View Single Post
Old September 27, 2012, 10:18 AM   #38
Wyosmith
Senior Member
 
Join Date: December 29, 2010
Location: Shoshoni Wyoming
Posts: 2,713
Absolutely correct.
An elk is big, but it's not armored. Archers kill them with arrows. Arrows from a 110 pound compound cam-bow will develop less energy than a 22 LR fired from a pistol. However when that small amount of energy is pushing a lubricated razor blade the penetration is enough to get through the entire chest of an elk.

The 7.62X39 with the 154 grain soft point bullets will kill anything you hit correctly with them. I would not say they are as fast at killing game as a 30-06, but your elk will fall and if you can track and follow a blood trail at all, you’ll find it within 100 yards I’ll bet.

I knew a poacher from Kooskie Idaho who used to kill them with a 22 Mag with 40 gr FMJ bullets. He had to hit them just right, but he killed every one he shot in the 7 years I knew him.

If we choose to hunt with anything, be it a bow, a hand gun, a flintlock or a 300 magnum, we need to stay within the limitations that we have. Those limitations fall into 2 groups.
#1 is the safe and reasonable limitations of our weapon.
#2 is the realistic and honest limitations of ourselves.
Taken together, those limitations provide a foundation for all ethical hunters to work within. I would call it unethical for you to attempt a 300 yard shot with your 7.62X39, but no more so than MOST hunters trying a 450 to 500 yard shot with their 300 magnum.

300 yards is a bit unreasonable for a 7.62X39, but if they are honest with themselves, a 500 yard shot for MOST hunters is too far for them to shoot with any rifle. Sure, the 300 can kill well at 3X that distance, but buying a long range rifle no more makes you a “sniper’ than buying a piano will make you into a musician. If you don’t have the skill to make a shot like that EVERY time, it’s outside your range.

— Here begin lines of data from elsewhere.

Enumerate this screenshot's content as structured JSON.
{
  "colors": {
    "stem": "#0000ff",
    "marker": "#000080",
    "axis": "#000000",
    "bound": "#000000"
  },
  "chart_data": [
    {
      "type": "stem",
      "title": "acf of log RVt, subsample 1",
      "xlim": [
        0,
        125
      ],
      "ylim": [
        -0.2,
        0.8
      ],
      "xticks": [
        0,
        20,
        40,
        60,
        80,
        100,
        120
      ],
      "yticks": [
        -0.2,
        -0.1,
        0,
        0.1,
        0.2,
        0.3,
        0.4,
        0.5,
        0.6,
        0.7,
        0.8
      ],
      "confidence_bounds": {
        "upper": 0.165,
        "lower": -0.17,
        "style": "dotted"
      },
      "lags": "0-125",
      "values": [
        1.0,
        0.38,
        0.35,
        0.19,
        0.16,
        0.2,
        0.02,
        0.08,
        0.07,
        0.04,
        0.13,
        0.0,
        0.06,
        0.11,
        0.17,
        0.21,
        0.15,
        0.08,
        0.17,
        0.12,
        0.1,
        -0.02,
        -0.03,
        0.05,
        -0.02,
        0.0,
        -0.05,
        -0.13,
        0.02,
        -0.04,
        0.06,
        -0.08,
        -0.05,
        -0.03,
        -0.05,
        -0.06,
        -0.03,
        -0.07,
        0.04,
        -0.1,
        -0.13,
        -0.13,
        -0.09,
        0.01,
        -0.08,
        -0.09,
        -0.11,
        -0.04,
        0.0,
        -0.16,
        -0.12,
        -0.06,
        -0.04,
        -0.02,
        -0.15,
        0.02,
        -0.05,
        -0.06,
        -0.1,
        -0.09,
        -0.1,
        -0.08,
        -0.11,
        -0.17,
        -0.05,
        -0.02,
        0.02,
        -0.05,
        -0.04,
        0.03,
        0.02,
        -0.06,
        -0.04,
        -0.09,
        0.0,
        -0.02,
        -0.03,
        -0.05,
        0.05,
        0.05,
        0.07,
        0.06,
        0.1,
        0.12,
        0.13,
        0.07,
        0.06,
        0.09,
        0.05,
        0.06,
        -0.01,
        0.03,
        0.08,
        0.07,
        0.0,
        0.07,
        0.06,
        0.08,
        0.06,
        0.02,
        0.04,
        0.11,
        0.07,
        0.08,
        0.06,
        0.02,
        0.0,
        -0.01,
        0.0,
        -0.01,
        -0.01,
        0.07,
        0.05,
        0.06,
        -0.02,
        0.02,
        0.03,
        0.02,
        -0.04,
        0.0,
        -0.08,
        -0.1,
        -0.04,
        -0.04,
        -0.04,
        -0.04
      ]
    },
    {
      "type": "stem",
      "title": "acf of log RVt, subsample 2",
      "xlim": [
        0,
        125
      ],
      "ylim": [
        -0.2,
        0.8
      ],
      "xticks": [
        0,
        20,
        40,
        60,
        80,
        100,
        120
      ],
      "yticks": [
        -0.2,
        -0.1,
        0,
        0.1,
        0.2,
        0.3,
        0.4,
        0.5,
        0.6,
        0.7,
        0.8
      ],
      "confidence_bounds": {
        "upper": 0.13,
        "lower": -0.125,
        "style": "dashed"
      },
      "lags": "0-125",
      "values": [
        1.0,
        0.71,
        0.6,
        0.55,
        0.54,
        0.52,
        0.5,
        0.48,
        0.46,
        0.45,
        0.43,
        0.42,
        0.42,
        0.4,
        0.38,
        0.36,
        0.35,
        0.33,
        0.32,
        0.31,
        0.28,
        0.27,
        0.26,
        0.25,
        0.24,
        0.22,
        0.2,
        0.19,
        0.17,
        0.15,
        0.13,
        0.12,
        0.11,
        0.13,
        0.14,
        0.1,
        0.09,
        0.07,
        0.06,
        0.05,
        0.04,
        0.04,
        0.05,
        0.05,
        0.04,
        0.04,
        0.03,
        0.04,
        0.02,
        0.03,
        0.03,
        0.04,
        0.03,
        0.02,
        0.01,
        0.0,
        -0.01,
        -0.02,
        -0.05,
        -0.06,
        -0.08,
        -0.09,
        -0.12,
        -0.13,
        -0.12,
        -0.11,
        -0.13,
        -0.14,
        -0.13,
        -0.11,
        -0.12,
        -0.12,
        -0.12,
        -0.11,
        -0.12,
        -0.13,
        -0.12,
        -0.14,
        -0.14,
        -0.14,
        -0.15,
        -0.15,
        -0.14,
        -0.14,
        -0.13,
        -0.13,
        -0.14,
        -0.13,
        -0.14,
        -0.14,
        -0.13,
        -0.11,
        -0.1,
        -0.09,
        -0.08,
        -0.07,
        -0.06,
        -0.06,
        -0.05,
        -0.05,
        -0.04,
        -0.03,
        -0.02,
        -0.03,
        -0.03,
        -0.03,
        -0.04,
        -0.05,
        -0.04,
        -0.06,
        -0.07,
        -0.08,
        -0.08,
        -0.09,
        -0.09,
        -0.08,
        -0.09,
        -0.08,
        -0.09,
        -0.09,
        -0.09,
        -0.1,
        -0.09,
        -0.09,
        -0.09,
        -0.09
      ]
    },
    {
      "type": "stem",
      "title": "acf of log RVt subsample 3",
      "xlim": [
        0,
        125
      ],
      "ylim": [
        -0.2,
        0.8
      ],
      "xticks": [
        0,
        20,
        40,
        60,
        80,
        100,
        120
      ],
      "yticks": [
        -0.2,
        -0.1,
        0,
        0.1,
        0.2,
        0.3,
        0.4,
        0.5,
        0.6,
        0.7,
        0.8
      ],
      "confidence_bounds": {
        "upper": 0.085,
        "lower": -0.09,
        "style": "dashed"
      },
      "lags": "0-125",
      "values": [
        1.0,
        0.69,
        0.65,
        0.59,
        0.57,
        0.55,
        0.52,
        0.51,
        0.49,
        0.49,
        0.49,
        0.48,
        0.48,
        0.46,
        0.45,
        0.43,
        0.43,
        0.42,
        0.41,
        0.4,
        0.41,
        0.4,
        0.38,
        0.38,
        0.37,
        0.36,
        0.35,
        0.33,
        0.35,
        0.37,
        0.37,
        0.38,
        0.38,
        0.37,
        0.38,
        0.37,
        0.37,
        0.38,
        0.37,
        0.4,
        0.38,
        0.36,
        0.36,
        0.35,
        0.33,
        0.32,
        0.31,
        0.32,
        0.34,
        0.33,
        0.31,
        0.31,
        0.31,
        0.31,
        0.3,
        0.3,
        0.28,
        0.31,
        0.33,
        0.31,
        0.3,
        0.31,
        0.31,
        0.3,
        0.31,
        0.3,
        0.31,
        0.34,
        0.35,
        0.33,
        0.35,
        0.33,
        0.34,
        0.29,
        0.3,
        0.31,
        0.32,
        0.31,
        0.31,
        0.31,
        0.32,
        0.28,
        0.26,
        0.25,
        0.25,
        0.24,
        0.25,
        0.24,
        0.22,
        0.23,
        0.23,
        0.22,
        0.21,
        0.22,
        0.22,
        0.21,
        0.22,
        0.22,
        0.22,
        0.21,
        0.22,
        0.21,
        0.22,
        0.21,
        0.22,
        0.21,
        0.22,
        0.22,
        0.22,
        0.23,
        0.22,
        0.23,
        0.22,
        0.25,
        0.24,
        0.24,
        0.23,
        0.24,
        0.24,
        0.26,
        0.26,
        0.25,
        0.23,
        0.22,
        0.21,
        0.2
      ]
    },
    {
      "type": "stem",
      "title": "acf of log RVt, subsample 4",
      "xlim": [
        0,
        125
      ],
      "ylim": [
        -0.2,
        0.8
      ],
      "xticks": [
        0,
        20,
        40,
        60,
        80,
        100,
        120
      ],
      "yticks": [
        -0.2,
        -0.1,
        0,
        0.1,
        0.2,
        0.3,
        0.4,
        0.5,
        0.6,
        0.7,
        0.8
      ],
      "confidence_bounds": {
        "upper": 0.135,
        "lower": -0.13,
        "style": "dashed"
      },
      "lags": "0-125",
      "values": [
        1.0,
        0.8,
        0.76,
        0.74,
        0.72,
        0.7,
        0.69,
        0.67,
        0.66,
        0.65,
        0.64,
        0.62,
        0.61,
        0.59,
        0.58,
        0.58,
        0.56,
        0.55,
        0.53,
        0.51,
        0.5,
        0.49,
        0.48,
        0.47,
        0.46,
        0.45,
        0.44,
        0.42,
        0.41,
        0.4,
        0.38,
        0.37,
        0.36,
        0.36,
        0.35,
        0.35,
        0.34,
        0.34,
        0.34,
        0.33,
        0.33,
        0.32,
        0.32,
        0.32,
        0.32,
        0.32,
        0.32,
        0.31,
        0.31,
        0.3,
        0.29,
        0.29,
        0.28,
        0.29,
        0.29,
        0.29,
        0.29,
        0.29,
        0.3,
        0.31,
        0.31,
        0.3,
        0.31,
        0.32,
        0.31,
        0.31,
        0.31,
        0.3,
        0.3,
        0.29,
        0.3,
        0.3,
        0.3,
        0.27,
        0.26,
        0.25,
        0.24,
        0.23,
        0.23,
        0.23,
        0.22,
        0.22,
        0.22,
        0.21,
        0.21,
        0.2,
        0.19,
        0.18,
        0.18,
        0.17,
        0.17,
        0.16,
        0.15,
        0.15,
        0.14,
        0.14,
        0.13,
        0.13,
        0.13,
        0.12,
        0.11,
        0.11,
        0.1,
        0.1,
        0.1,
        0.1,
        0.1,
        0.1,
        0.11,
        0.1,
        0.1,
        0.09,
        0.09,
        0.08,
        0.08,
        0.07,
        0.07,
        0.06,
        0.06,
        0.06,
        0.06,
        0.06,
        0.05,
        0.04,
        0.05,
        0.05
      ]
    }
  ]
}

If we take five 16 inch disks and place them on a hill, and tell 10 hunters to hit them all 2 time each on demand from where we say to shoot, and we place them around 450 to 550 yards away from the disks, you'll see what I am saying is true. About 20% of them can do it on demand. 80% cannot.

If you doubt me, get 10 of your hunting buddies together and try it. No practice shots, no warm up, no re-zeroing and no bench rests. Never do this at a shooting range where the shooters will know the distance. Always do it in the field so no shooter knows the range and must estimate it without aid. Just get into position and shoot, and all misses are noted. We are testing the shooters here, not the equipment.
Try it and see if I am right.

I do know some men and 4 woman that can do it every time. But I bet I know over 300-400 hunters that can’t.
How do I know this?
Because it’s a test I have used to prove my point to shooting students at the outset of my classes for over 30 years now.
Doubt me?
Go set it up and try it. Get your buddies out there and try it too, so everyone can see and every one is a witness to everyone else’s shots.
My point is simple.
Don't listen to the nay-sayers that condemn your rifle. If you are ethical, you will do fine. If you are a man that can and will turn down shots that are outside your effective range (of both yourself and your rifle) you are a true sportsman and a good hunter.

If not, it doesn't matter what you have, you are unethical and a "slob hunter".

That goes equally for archers, handgunners, spear hunters, muzzleloaders and high powered rifle shooters.

Your tool is far far less important than your mind, your abilities and your ethics.

Last edited by Wyosmith; September 27, 2012 at 10:36 AM.